The inspector general said HUD should demand records that document why contractors were selected and records that justify the lack of competition.
Another $1.2 million was found to have been spent on ineligible activities, such as payroll taxes and workmen's compensation insurance. A small portion of that money, about $6,000, went for fundraising and political campaigns.
Meanwhile, former ACORN supervisor Amy Busefink, 28, pleaded no contest to two misdemeanor counts of conspiracy to commit the crime of compensation for registration of voters for paying canvassers to register voters in NV during the 2008 presidential campaign, reports The Associated Press.
† Updates To Previous Posts (seventh item, Squatters Take Over Foreclosed Homes): Relying on an 1869 FL statute permitting “adverse possession,” Mark Guerette has been seizing long vacant, foreclosed homes and inviting low-income families to occupy them and keep them in good repair in lieu of rent, reports The New York Times:
The statute generally requires that properties be maintained openly and continuously, which usually means paying property taxes and utility bills.
It is not clear how many people are testing the idea, but lawyers say that do-it-yourself possession cases have been popping up all over the country - and, they note, these self-proclaimed owners play an odd role in a real-estate mess that never seems to end. Though they may cringe at the analogy, as squatters with bank accounts, these adverse possessors are like leeches, and it can be difficult to tell at times whether they are cleaning a wound already there, or making it worse. …
He said he got started last year, driving around working-class neighborhoods in Palm Beach and Broward Counties, looking for a particular kind of home: not just those with overgrown lawns and broken windows, but houses with a large orange sticker from the county reading “public nuisance.”
The stickers signaled owners out of touch: the county or city was unable to reach them.
Mr.

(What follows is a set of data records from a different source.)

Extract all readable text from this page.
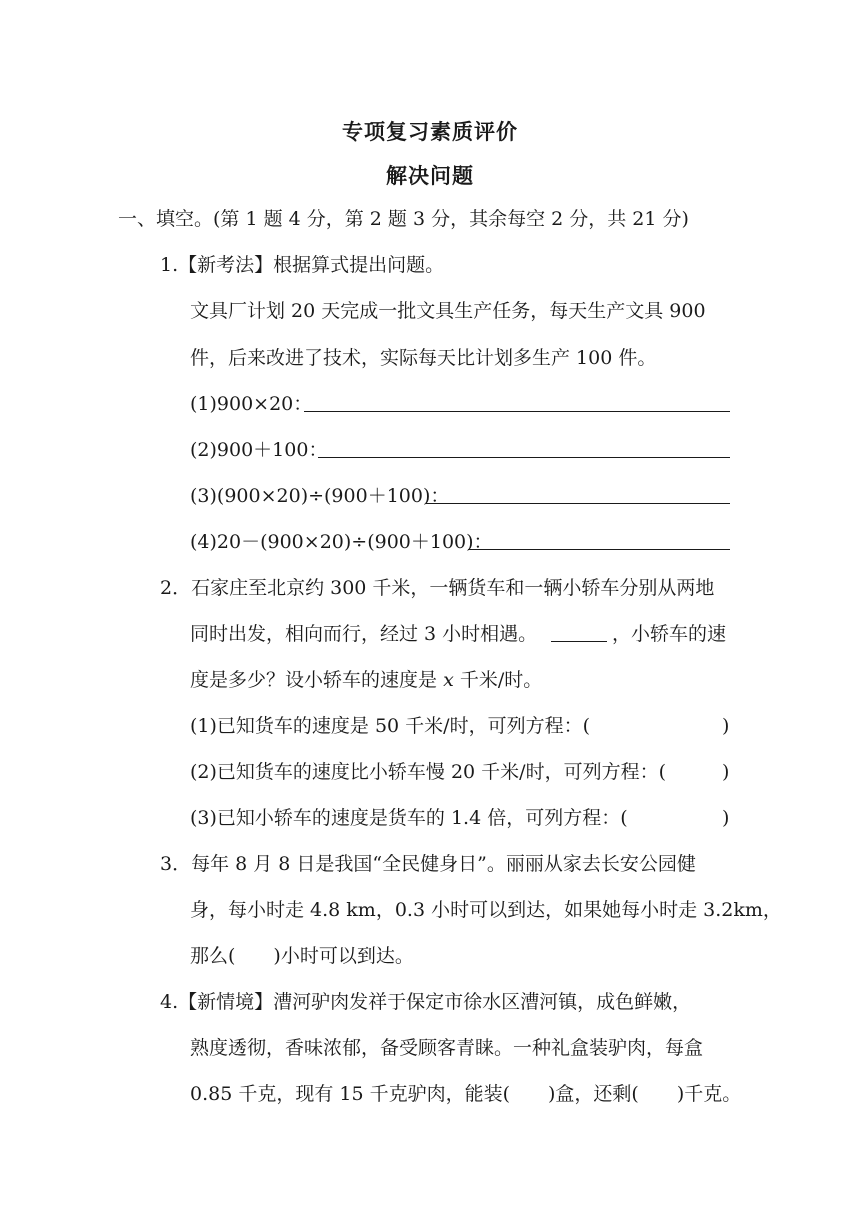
专项复习素质评价
解决问题
一、填空。(第 1 题 4 分，第 2 题 3 分，其余每空 2 分，共 21 分)
1.【新考法】根据算式提出问题。
文具厂计划 20 天完成一批文具生产任务，每天生产文具 900
件，后来改进了技术，实际每天比计划多生产 100 件。
(1)900×20：
(2)900＋100：
(3)(900×20)÷(900＋100)：
(4)20－(900×20)÷(900＋100)：
2．石家庄至北京约 300 千米，一辆货车和一辆小轿车分别从两地
同时出发，相向而行，经过 3 小时相遇。	，小轿车的速
度是多少？设小轿车的速度是 x 千米/时。
(1)已知货车的速度是 50 千米/时，可列方程：(	)
(2)已知货车的速度比小轿车慢 20 千米/时，可列方程：(	)
(3)已知小轿车的速度是货车的 1.4 倍，可列方程：(	)
3．每年 8 月 8 日是我国“全民健身日”。丽丽从家去长安公园健
身，每小时走 4.8 km，0.3 小时可以到达，如果她每小时走 3.2km，
那么(　　)小时可以到达。
4.【新情境】漕河驴肉发祥于保定市徐水区漕河镇，成色鲜嫩，
熟度透彻，香味浓郁，备受顾客青睐。一种礼盒装驴肉，每盒
0.85 千克，现有 15 千克驴肉，能装(　　)盒，还剩(　　)千克。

Guerette filed court claims on around 100 of these properties, which appear to be in the process of foreclosure. Then he chose 20 that could be most easily renovated and sent letters to the owners and their banks - presumably overwhelmed - to make them aware of his plans. …
Nineteen of the owners and their banks did not respond, Mr. Guerette said. …
At his peak last year, he said he managed 17 homes with renters, some of whom he found on Craigslist, others through a Christian ministry in Margate, Fla. …
Michael Allan Wolf, a real estate expert at the University of Florida law school, said adverse possessors also disrupt the chain of title. Rightful owners end up having to evict tenants. The time between foreclosure and legitimate resale may be extended.
Even when adverse possessors help stabilize neighborhoods, “It is not an effective or efficient cure for the foreclosure crisis in Florida,” Professor Wolf said.
Guerette is scheduled to go on trial in December on fraud charges, and could face up to 15 years in prison.